With the publication of Gaia DR4, astrometry will mature from a future prospect to a highly prosperous and efficient method of exoplanet detection. Monitoring the slight orbital wobbles that potential host stars show over long periods of time will reveal the presence of thousands such planets. It is now the time to prepare for taking the astrometric detection method to the next level: for the first time, the novel possibilities offered by the emergent field of NIR interferometry, more precisely the unprecedented astrometric accuracy and precision of VLTI/GRAVITY, allow us to directly monitor the orbital movement of exoplanets with sufficient accuracy to detect the perturbing presence of exomoons.

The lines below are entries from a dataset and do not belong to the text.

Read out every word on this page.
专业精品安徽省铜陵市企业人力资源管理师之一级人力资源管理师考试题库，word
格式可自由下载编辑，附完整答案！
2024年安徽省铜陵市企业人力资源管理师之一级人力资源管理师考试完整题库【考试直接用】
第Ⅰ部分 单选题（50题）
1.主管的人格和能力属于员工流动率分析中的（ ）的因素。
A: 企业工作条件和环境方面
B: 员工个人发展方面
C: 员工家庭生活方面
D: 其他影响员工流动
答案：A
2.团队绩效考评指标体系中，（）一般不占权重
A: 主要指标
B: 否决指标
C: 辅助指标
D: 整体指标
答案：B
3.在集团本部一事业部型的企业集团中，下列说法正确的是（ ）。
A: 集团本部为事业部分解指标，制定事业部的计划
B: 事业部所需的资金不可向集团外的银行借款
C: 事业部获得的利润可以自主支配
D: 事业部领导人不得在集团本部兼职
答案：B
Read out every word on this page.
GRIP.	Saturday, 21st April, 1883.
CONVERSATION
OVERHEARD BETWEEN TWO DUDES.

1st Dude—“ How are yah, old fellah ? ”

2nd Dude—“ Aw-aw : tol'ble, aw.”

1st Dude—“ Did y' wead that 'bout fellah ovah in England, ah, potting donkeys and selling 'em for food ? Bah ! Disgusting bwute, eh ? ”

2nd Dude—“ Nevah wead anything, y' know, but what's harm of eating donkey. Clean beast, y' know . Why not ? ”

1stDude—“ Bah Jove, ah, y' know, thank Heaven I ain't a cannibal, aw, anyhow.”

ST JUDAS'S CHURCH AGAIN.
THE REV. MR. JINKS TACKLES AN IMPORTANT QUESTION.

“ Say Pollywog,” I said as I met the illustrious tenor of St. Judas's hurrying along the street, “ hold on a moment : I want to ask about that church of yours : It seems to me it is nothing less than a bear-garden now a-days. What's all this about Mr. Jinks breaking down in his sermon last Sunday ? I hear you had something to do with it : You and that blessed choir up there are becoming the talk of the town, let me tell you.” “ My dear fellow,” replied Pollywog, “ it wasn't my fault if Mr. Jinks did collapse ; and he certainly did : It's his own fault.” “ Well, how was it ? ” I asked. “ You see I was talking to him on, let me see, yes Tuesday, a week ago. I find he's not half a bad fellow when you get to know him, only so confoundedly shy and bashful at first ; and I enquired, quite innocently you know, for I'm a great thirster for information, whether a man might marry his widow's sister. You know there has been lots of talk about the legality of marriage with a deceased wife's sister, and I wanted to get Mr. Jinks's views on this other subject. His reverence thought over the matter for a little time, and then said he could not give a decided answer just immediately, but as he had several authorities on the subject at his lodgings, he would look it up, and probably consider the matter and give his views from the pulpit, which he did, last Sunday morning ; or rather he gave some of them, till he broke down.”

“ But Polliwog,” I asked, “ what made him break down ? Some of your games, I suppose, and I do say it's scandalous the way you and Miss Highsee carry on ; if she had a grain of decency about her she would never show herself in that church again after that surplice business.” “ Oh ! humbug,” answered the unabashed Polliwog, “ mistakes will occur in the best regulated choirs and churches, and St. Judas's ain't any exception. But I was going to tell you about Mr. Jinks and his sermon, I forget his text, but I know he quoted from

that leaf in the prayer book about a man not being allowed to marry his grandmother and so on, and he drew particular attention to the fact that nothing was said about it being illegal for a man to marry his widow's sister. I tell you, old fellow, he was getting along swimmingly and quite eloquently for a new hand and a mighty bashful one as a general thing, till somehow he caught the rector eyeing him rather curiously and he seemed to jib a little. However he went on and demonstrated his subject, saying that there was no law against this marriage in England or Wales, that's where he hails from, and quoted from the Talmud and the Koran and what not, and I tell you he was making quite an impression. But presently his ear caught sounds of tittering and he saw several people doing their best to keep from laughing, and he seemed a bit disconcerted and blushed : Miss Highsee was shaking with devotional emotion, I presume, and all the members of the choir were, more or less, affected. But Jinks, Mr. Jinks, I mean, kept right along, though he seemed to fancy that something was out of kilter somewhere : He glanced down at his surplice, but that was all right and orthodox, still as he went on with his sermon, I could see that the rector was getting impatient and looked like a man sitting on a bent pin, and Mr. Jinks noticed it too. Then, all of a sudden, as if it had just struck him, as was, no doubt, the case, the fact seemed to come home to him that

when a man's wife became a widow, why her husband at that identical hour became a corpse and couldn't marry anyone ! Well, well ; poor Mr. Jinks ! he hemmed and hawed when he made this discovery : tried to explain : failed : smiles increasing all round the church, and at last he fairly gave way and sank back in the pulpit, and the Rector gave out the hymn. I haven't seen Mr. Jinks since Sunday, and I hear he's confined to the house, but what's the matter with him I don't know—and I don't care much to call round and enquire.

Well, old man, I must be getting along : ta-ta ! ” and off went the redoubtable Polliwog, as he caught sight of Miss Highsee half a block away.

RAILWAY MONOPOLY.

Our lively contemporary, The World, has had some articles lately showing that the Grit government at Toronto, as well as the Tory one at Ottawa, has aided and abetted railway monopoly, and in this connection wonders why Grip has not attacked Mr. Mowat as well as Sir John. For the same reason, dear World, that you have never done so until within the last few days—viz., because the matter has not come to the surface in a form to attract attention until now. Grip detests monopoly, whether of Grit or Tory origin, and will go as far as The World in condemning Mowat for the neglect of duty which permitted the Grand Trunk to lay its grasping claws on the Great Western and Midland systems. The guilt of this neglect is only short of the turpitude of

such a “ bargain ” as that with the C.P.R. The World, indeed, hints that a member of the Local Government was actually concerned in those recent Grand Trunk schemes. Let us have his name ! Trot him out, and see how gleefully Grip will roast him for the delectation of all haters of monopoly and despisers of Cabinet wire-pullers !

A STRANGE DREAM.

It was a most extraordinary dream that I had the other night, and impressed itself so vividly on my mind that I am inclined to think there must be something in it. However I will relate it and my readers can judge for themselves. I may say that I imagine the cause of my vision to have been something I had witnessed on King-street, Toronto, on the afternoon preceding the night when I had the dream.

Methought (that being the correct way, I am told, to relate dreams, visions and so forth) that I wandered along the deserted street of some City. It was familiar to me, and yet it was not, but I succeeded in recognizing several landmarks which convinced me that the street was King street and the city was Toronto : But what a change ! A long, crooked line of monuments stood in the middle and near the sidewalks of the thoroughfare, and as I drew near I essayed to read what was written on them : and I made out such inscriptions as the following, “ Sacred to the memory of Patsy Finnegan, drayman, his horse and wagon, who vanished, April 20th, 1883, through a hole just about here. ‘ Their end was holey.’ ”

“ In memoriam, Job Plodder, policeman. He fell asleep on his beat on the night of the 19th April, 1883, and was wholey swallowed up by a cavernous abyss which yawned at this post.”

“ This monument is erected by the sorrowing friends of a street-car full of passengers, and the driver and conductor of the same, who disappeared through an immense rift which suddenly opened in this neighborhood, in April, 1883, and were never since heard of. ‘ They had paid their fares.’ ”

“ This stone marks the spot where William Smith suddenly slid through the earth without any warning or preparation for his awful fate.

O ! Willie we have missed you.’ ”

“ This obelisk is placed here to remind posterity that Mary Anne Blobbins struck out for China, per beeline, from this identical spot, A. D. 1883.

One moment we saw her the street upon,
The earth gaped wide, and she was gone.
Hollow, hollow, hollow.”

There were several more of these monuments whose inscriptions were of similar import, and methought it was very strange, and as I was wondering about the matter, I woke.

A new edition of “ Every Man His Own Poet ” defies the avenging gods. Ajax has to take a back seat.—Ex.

Here we present early results of an ongoing study into the exomoon detection capabilities of different present and future instruments. We will outline our injection and blind-retrieval approach, simulating astrometric time series data resulting from different star-planet-moon configurations and attempting to identify such parameter spaces where detection is especially favourable. Additionally, we will show the first exomoon sensitivity estimates achievable with a future kilometric baseline facility.
The first bona fide exomoon detections are imminent. Their frequency will impact planet formation scenarios, the search for habitability as well as the eventual interpretation of prospective biosignatures. Assessing these capabilities today will strengthen the case for leveraging NIR and optical interferometry to astrometrically detect exomoons in the future.